Birth History:
Click Birth History in the Health & Well-Being section.
Type in a response for Birth weight (in pounds) or select ‘Don’t Know’ if appropriate.
Select Vaginal or C-Section for Delivery method or select ‘Don’t Know’ if appropriate.
Select At term or Early for when the Baby was born or select ‘Don’t Know’ if appropriate. If ‘Early’ is selected, type in a response for ‘Indicate at how many weeks gestation if the baby was born early. Otherwise leave blank. Numeric input only’ or select ‘Don’t Know’ if appropriate.

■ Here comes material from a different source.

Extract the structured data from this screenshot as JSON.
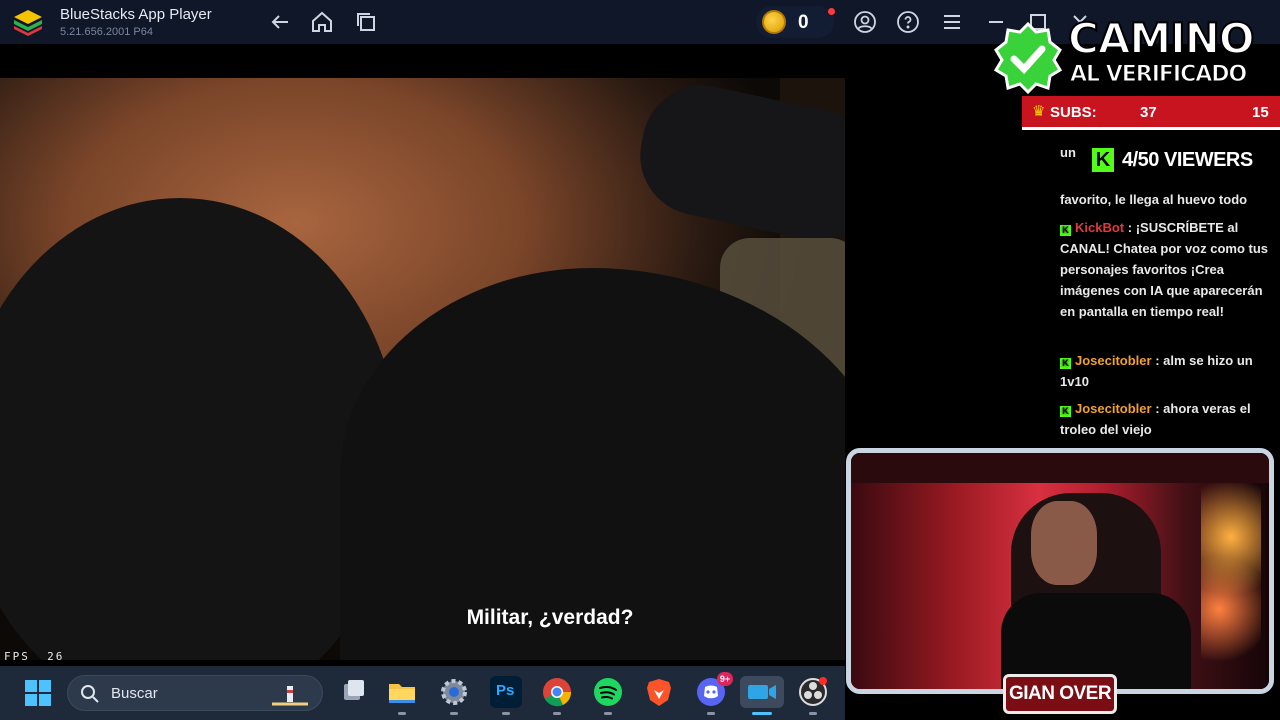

Select Yes or No for ‘Did the baby have any problems right after birth’ or select ‘Don’t Know’ if appropriate.
Select Yes or No for ‘Was there any illness or problem with the mom’s pregnancy’ or select ‘Don’t Know’ if appropriate.
Select Yes or No for ‘During the pregnancy did the mother smoke’ or select ‘Don’t Know’ if appropriate. If Yes, type in a response for ‘what did the mother smoke’ or select ‘Don’t Know’ if appropriate.
Select Yes or No for ‘During the pregnancy did the mother drink alcohol’ or select ‘Don’t Know’ if appropriate. If Yes, type in a response for ‘when during the pregnancy did she drink’ or select ‘Don’t Know’ if appropriate.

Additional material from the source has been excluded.